Первая биография Кьеркегора появилась в 1877 году. Søren Kierkegaard: En kritisk Fremstilling i Grundrids, написанная радикальным критиком Георгом Брандесом (который затем принес известность малоизвестному живущему в Италии немцу по имени Фридрих Ницше), имела огромный успех и в течение трех лет была переведена на шведский и немецкий языки (Райнер Мария Рильке, переводивший письма Кьеркегора Регине, назвал эту биографию «великолепнейшим исследованием»). Несмотря на наличие лишь ограниченного доступа к посмертным записям, Брандес интуитивно предположил влияние Регины, или представлений Кьеркегора о Регине, на творчество философа. Повествуя о своеобразнейшем поведении Кьеркегора в отношении своей бывшей невесты, Брандес отмечал: «Здесь нет ни малейшего стремления осудить его, лишь призыв попытаться его понять». И все же в итоге всего Брандес вел к выводу, что Кьеркегор — это «тайна, великая тайна».

Хотя Брандес был знаком со Шлегелями и посещал несколько раз их дом в Норреброгаде, мы не знаем, как те отреагировали на выход его книги. Для Гарффа представляет интерес растущая откровенность Регины касательно ее отношений с Кьеркегором, особенно после смерти ее мужа в 1896 году. К тому моменту маленькая седовласая старушка с приятным выражением лица стала ревностно защищать бывшего жениха. Гарфф упоминает эпизод, когда Регина упрекнула священника в том, что он не был знаком с работами Кьеркегора. Такое, заявила она, немыслимо в стране, где родился Кьеркегор, «тем более для священнослужителя».

Всего более трогательно то, что на склоне лет Регина стала последним и самым ревностным хранителем пламени любви Кьеркегора. Регина передает в дар Копенгагенскому университету сохранившиеся у нее письма и дневники, где по ее желанию они хранились еще несколько лет после ее смерти. Она обращается к библиотекарю Рафаэлю Мейеру с вопросом, интересны ли ему «мемуары старой дамы». Их беседы, состоявшиеся зимой и весной 1899 года, становятся основой для предисловия к опубликованным в 1904 посмертным запискам Кьеркегора, охватывающим период помолвки.

Но особенно интересно то, что открытость Регины в отношении Кьеркегора ничуть не была вызвана желанием «внести поправки в их историю». Напротив, не написав своих собственных мемуаров и никогда явно не отрицая предложенную Кьеркегором интерпретацию событий, она позволила их любви быть представленной только в облике прошлого — в том виде, в котором она существовала в посмертных записках Кьеркегора.

Благодаря книге Гарффа мы можем полностью оценить, в какой степени неточным является восприятие Регины лишь как девицы, жестоко обольщенной эксцентриком-философом.
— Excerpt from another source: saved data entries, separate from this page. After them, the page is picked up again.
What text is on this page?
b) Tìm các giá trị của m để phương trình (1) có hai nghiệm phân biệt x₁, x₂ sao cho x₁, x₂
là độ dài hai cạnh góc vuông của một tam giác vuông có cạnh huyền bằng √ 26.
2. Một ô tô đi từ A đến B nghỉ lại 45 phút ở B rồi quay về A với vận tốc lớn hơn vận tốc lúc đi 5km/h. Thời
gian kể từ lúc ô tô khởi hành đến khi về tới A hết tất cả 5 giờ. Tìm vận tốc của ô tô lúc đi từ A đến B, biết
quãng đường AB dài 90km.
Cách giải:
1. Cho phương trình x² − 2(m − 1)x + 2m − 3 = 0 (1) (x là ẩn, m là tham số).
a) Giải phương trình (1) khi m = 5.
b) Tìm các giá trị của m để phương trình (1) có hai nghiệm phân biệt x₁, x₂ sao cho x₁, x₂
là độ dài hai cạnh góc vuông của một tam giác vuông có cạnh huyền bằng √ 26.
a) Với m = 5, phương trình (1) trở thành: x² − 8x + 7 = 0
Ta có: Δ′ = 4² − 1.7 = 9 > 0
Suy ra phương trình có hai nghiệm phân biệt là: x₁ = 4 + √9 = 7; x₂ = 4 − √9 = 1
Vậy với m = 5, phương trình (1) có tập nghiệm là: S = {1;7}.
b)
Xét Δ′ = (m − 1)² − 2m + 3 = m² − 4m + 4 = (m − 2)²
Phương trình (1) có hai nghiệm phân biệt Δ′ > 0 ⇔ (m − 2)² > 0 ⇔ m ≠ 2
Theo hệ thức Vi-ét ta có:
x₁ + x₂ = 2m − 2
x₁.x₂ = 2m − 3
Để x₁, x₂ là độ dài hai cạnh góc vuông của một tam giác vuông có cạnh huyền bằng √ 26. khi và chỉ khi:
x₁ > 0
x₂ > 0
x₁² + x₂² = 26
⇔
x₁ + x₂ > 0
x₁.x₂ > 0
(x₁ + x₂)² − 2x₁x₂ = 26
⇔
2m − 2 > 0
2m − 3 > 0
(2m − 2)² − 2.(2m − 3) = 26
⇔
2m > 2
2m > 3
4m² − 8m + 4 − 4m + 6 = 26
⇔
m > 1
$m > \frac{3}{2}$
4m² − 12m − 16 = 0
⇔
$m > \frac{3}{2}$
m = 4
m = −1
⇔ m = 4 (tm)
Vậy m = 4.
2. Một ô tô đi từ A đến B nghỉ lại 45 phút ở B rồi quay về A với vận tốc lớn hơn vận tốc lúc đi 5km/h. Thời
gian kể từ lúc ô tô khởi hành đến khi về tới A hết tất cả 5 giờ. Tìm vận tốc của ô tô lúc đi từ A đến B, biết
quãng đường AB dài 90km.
Напротив, она оказалась совершенно бескорыстной, но в то же время и изобретательной. Ее последний жест, словно эффект двойного действия, позволил ей приоткрыть природу ее отношений с Кьеркегором и в то же время исчезнуть для потомков, оставив нетронутыми глубинные тайны ее существования. Хотя их могилы на кладбище Ассистенс в Копенгагене разделяет всего-то 50 ярдов, именно в записках, полученных Региной на одном из островов в Карибском море, покоится их любовь.

«Посмертные записки походят на руины, — замечает господин А в “Или/или”, — какое еще убежище может быть более естественным для усопшего?»